Умереть, чтобы жить
Глава 22
– Тут рядом есть водопад. Пойдем?
– Пойдем.
– Это неблизко.
– Тогда у меня есть одно условие.
– Какое?
– Говори со мной. Говори обо всем.
Он поднял на нее глаза и понял, что она предлагает ему выйти наружу. Выйти таким, каков он есть.
– Что ты хочешь услышать?
– Все, что ты захочешь мне рассказать.
И он стал говорить. С самого начала. С детского дома.
Кажется, что так много он не говорил за всю свою жизнь. Она молча слушала и понимала, теперь понимала, почему этот капюшон был на его голове в жаркий весенний день. Почему тогда, на смотровой, она спросила его о счастье. Спросила и не ошиблась.
– Хен, – сказала она, когда он замолчал. – Все может быть по-другому. В жизни все может быть по-другому. И только ты решаешь, быть этому или нет.
– Скажи, он знал, что ты ждешь ребенка?
Этот вопрос, как хлыст, ударил ее по лицу.
– Нет. Я так и не сказала ему.
– Но почему? Он имел право знать.
– Я не могла сказать ему об этом, зная, что он влюблен в другую женщину.
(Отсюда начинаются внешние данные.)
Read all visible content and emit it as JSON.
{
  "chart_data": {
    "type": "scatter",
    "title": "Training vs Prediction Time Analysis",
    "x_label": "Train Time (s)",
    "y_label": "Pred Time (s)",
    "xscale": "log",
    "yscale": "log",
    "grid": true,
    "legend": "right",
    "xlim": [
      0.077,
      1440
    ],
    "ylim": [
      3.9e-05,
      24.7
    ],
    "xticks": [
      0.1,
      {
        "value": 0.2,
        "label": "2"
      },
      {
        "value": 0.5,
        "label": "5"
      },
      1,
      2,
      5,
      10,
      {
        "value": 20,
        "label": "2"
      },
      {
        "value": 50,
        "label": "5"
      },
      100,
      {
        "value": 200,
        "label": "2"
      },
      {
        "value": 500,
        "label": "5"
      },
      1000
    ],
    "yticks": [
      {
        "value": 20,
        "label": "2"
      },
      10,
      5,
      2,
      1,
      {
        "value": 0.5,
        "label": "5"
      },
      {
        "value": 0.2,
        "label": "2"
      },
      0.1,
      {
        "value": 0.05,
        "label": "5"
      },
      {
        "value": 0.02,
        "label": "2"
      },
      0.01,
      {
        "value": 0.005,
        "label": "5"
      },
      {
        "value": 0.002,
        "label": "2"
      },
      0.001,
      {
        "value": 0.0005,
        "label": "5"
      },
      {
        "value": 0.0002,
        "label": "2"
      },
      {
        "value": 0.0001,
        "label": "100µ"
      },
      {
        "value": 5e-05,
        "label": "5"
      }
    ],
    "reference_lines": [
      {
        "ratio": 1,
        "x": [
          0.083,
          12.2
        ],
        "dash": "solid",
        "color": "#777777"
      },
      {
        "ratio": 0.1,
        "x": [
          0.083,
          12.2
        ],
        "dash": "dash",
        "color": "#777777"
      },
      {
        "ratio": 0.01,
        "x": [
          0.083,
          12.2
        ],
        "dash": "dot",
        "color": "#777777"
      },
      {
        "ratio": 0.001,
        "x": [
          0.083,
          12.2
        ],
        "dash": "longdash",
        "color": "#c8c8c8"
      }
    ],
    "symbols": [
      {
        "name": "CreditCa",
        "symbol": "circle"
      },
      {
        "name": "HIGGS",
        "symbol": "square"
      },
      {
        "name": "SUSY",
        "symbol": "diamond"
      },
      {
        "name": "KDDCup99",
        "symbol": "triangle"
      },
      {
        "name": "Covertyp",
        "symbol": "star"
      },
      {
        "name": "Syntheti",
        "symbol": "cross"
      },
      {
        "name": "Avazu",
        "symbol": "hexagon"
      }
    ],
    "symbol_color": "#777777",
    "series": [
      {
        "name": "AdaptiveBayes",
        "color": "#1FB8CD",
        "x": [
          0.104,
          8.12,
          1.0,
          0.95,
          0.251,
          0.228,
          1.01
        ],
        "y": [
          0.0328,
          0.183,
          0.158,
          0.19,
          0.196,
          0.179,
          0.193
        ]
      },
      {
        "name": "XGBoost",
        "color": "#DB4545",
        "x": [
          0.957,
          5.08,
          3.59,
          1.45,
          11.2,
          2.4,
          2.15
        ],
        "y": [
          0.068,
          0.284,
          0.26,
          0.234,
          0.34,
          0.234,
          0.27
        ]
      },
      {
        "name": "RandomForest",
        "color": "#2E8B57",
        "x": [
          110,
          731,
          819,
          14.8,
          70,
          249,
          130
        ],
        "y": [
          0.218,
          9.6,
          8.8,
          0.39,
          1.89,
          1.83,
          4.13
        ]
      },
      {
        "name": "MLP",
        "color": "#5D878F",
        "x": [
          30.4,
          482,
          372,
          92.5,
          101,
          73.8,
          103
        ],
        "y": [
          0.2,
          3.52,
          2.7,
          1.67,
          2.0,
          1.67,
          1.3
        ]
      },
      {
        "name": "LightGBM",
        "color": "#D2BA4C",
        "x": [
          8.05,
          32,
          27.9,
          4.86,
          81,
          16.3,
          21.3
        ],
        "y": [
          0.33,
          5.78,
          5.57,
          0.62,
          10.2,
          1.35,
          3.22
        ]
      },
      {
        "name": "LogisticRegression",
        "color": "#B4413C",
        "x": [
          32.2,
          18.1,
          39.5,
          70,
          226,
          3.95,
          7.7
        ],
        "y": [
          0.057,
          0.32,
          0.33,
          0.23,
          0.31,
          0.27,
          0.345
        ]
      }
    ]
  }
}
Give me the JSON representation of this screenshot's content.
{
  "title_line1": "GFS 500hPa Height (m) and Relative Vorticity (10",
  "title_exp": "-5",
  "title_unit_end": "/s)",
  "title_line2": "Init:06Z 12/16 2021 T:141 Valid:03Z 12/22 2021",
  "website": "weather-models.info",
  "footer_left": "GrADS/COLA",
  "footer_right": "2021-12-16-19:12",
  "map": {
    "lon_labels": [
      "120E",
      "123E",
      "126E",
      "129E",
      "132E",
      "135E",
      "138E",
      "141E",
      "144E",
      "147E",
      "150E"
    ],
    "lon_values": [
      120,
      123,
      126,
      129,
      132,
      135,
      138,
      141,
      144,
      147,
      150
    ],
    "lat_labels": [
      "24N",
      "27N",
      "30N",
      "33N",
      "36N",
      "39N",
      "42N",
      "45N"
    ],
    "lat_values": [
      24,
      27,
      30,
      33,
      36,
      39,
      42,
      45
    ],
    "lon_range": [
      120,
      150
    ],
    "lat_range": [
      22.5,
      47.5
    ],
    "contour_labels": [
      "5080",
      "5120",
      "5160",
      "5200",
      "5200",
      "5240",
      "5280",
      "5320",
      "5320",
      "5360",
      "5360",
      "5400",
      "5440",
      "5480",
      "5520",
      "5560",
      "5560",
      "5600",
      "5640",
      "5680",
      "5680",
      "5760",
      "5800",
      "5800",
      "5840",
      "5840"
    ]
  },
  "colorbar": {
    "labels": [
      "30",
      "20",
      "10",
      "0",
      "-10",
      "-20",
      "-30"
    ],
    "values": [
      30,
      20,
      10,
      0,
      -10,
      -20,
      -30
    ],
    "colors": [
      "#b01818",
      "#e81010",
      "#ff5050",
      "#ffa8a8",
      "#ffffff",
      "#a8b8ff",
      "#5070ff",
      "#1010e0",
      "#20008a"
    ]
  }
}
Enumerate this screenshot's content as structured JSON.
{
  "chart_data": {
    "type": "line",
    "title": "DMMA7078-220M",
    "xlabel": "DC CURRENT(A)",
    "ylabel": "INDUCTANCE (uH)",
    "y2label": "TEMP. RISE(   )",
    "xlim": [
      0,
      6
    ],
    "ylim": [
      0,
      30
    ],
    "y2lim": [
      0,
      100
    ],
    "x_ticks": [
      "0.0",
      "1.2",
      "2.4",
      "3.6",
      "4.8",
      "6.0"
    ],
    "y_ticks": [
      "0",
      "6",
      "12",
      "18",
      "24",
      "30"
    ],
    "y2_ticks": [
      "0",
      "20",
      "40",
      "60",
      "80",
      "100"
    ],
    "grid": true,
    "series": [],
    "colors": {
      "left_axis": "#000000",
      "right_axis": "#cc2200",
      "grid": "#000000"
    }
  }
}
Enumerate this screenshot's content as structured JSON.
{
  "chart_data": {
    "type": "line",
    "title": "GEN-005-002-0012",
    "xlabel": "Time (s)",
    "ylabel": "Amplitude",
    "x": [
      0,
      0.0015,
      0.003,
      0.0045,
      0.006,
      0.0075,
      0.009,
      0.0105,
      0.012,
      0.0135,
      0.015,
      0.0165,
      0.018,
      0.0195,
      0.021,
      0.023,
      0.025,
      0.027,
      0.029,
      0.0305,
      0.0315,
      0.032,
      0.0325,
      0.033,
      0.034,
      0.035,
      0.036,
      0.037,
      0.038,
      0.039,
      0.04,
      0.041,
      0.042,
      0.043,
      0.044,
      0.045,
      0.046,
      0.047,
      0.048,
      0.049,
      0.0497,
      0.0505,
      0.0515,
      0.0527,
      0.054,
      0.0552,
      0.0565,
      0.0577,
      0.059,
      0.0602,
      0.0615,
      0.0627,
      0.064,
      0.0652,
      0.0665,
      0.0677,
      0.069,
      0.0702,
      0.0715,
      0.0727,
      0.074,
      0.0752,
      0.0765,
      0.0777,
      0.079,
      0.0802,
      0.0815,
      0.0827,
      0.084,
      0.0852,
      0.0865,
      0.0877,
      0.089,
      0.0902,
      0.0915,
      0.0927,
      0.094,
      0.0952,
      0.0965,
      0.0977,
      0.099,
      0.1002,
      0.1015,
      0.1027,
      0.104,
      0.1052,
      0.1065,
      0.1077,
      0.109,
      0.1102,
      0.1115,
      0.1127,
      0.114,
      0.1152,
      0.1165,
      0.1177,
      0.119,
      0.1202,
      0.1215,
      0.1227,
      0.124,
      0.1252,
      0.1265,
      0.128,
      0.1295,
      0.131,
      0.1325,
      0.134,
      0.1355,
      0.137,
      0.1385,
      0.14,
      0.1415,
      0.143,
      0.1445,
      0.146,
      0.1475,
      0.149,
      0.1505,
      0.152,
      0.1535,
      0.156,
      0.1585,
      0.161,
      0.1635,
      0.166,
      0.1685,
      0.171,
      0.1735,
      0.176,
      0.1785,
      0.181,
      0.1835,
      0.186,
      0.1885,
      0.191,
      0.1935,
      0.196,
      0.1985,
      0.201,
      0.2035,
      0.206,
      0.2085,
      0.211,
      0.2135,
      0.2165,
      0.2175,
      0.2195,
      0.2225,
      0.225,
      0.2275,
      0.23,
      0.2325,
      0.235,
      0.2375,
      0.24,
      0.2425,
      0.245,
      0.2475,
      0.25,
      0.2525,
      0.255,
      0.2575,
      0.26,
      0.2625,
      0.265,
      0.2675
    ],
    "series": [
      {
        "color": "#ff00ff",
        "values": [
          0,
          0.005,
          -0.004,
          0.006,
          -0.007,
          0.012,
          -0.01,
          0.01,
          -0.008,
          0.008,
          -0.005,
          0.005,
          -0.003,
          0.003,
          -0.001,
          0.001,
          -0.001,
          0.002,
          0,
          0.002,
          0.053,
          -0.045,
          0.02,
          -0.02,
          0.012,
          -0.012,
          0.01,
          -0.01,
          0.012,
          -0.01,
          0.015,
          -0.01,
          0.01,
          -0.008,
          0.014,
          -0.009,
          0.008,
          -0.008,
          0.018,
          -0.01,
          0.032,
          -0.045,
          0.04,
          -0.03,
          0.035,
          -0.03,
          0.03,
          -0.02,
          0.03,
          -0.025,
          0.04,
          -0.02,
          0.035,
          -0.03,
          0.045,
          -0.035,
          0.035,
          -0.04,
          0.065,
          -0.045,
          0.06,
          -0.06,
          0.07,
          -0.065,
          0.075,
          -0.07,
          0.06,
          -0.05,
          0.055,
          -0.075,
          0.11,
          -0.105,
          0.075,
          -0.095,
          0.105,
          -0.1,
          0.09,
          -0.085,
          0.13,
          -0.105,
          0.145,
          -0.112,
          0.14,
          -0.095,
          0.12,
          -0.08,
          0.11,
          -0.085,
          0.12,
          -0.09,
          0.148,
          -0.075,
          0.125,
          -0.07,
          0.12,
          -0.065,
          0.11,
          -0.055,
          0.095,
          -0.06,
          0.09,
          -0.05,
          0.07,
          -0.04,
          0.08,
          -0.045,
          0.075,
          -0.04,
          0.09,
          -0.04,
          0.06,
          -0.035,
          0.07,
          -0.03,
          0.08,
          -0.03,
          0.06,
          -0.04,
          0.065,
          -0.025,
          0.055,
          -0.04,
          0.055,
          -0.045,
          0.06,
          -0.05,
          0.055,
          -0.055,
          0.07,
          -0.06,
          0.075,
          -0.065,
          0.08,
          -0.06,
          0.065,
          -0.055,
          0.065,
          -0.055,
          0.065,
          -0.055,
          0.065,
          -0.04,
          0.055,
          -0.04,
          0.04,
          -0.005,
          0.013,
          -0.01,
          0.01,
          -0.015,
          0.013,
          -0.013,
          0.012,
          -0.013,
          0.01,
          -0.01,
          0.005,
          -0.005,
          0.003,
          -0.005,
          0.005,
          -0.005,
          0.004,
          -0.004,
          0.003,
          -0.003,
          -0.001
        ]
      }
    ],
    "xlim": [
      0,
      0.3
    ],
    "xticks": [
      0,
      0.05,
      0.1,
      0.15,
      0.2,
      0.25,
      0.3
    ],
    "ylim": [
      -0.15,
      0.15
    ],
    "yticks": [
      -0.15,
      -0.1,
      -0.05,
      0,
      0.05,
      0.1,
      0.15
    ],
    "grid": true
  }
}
Он молча смотрел на нее. Теперь он понимал, что тот вопрос про счастье она задала не только ему. Тогда она, чувствуя себя преданной мужчиной, которого любила, задала этот вопрос и себе…
И никакое время, чтобы принять решение по поводу себя – недоженщины ей не нужно. Ей нужно, чтобы это решение принял мужчина. Принял и доказал, что ему нужна именно она, такая, какая есть. А она подумает, сможет ли ему доверять. Сможет ли быть с ним.
– Смотри, пришли, – опять воскликнула она.
– Ты когда перестанешь меня пугать?
– Тогда, когда ты перестанешь на меня ворчать!
И она бегом побежала к водопаду.
***
– Брр, холодная! – сказала она, подставив руку под воду.
– Конечно, холодная! Это же водопад!
– Давай, Хен! Давай сделаем это! – она крепко схватила его за руку и затащила под падающую воду. – Ааааааа, как холодно!
– Ты сошла с ума?!, – кричал он ей, но его слова заглушал шум воды.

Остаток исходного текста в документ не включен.